Apart from the pristine condition of 399, the whole time sequence was the weakest link in the Commission’s shaky chain of evidence, and CBS seems to have taken it upon its shoulders to resolve the problem by inventing a new time sequence. What they did was to have a photo analyst, Charles Wyckoff, examine the Zapruder film and find that certain frames were blurred. Wyckoff arbitrarily decided that these blurs were caused by Zapruder’s physical reaction to the sound of shots ringing out — although by the same logic, Zapruder could just have sneezed.

Now, the Warren Commission had concluded that Kennedy would not have been visible to Oswald until Frame 210 of the Zapruder film; until then, he was obscured by an oak tree — and was first hit in Frame 222 or 223. But Wyckoff detected a blur in the vicinity of Frame 186; and on the basis of this, CBS speculated that Zapruder heard a shot at Frame 186 — the first shot in CBS’ revised time schedule — which Oswald allegedly fired at Kennedy through the branches of the oak tree. CBS even speculated that the bullet lodged in the trunk of the oak tree, and sent a team of men with metal detectors scurrying up it, but to no avail; the commentator explained that maybe someday more sophisticated detection devices would be developed and the bullet would be found. Sure.

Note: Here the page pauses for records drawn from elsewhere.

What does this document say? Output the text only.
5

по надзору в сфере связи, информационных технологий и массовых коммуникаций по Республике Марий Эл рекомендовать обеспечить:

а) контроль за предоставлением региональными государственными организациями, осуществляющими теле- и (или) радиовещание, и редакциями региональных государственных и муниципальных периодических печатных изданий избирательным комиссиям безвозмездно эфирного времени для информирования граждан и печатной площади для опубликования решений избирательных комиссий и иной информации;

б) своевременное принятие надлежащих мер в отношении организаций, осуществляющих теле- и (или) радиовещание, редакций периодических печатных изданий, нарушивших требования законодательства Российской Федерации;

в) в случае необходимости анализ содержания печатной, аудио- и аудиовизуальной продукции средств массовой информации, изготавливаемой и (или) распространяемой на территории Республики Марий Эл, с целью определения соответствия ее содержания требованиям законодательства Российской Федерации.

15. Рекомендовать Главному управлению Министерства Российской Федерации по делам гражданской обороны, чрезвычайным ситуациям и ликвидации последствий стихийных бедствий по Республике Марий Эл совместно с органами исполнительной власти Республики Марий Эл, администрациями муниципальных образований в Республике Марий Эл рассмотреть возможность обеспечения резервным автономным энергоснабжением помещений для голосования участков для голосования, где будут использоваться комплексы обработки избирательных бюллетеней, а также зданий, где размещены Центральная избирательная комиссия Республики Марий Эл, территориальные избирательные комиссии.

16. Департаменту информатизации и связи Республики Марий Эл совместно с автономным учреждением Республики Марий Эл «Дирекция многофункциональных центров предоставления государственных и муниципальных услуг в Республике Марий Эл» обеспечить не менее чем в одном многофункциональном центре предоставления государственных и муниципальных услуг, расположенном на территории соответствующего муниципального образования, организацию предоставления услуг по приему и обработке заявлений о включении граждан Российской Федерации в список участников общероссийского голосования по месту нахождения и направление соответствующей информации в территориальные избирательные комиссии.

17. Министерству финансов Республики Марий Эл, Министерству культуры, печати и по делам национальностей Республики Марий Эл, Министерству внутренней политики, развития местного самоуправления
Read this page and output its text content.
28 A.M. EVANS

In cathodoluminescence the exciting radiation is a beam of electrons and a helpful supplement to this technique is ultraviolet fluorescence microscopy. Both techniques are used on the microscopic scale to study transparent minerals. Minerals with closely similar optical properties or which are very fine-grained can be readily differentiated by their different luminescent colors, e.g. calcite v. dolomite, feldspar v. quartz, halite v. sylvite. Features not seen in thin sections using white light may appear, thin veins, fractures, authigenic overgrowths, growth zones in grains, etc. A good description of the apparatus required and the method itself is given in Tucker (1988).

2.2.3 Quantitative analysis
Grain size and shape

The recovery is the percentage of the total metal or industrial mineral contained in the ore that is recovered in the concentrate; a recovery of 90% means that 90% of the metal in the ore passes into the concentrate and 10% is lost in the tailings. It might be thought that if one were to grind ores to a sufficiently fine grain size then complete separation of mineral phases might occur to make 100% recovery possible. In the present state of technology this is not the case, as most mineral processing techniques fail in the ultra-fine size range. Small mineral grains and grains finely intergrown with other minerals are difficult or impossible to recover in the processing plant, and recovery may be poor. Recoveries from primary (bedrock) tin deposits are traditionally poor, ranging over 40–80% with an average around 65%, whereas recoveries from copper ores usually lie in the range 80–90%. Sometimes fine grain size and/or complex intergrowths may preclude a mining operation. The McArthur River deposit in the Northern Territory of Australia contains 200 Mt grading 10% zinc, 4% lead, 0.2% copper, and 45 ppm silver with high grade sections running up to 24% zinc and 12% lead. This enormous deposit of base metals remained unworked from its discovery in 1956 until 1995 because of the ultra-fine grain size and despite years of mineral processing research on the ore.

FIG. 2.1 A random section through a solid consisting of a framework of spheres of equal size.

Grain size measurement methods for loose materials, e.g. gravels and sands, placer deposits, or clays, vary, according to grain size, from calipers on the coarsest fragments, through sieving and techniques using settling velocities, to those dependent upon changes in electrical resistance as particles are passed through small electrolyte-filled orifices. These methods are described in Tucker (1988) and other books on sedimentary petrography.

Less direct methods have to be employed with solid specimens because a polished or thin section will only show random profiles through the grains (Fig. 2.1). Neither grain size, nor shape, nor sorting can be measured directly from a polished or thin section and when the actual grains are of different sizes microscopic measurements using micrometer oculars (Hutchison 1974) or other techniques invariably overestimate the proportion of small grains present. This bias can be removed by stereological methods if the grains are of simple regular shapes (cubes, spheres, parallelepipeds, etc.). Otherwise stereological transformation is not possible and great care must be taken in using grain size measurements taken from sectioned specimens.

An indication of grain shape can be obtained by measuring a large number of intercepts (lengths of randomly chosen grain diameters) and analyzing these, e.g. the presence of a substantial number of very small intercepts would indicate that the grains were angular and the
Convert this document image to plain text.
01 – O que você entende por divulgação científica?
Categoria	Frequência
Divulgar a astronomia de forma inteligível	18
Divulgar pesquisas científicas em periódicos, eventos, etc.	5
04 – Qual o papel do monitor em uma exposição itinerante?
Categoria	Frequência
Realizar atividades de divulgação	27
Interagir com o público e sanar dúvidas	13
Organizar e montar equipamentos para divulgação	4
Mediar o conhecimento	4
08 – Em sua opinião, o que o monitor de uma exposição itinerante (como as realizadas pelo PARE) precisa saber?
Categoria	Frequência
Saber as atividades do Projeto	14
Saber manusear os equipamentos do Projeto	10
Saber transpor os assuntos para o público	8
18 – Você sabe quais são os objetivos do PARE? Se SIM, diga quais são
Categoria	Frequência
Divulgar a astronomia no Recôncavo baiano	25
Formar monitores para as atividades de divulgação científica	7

This scenario, of course, gave Oswald several extra seconds in which to take careful aim and fire his subsequent shots — and thus let the Commission off the hook. The only trouble here is that the people who conducted the CBS study — like most defenders of the Warren Report — didn’t do all of their homework. They forgot, or chose to ignore, that by the Commission’s own admission, the bullet that missed Kennedy — the second bullet in the Commission’s sequence — hit the curb on Main Street near the railroad underpass 100 yards ahead of the limousine, shattering into fragments and causing superficial wounds on the face of a bystander, James Tague. But the trajectory of any bullet fired from the sixth floor of the Depository through the branches of the oak tree is such that it could not conceivably hit within a city block of the underpass. So please excuse me if I’m not overwhelmed by the ineluctable logic of CBS’ presentation.

And just let me add a footnote here: CBS made a great deal out of its assumption that the blurs on Zapruder’s film indicated a reflexive reaction to shots ringing out. But they never asked Zapruder about his statement to Secret Service agents after the assassination about the origin of the shots; along with the majority of the witnesses to the assassination, he said the shots came from the grassy knoll, on which he was standing — from behind the stone wall, which was only a few dozen feet from him, in the opposite direction from the Depository.

Like the Warren Commission, CBS was scrupulously selective in its choice of evidence. Its broadcast wasn’t a hatchet job like the NBC show, but it was equally misleading and, however unintentionally, dishonest. I’m not imputing sinister motives to CBS; it appears that its greatest handicap was its own ignorance of the assassination.

Playboy: To return to your own investigation of the assassination: Have you discovered the identity of any of the conspirators you say were involved in the actual shooting?

Garrison: I don’t want to sound coy or evasive, but I’m afraid I can’t comment on that. All I can say is that this is an ongoing case and there will be more arrests.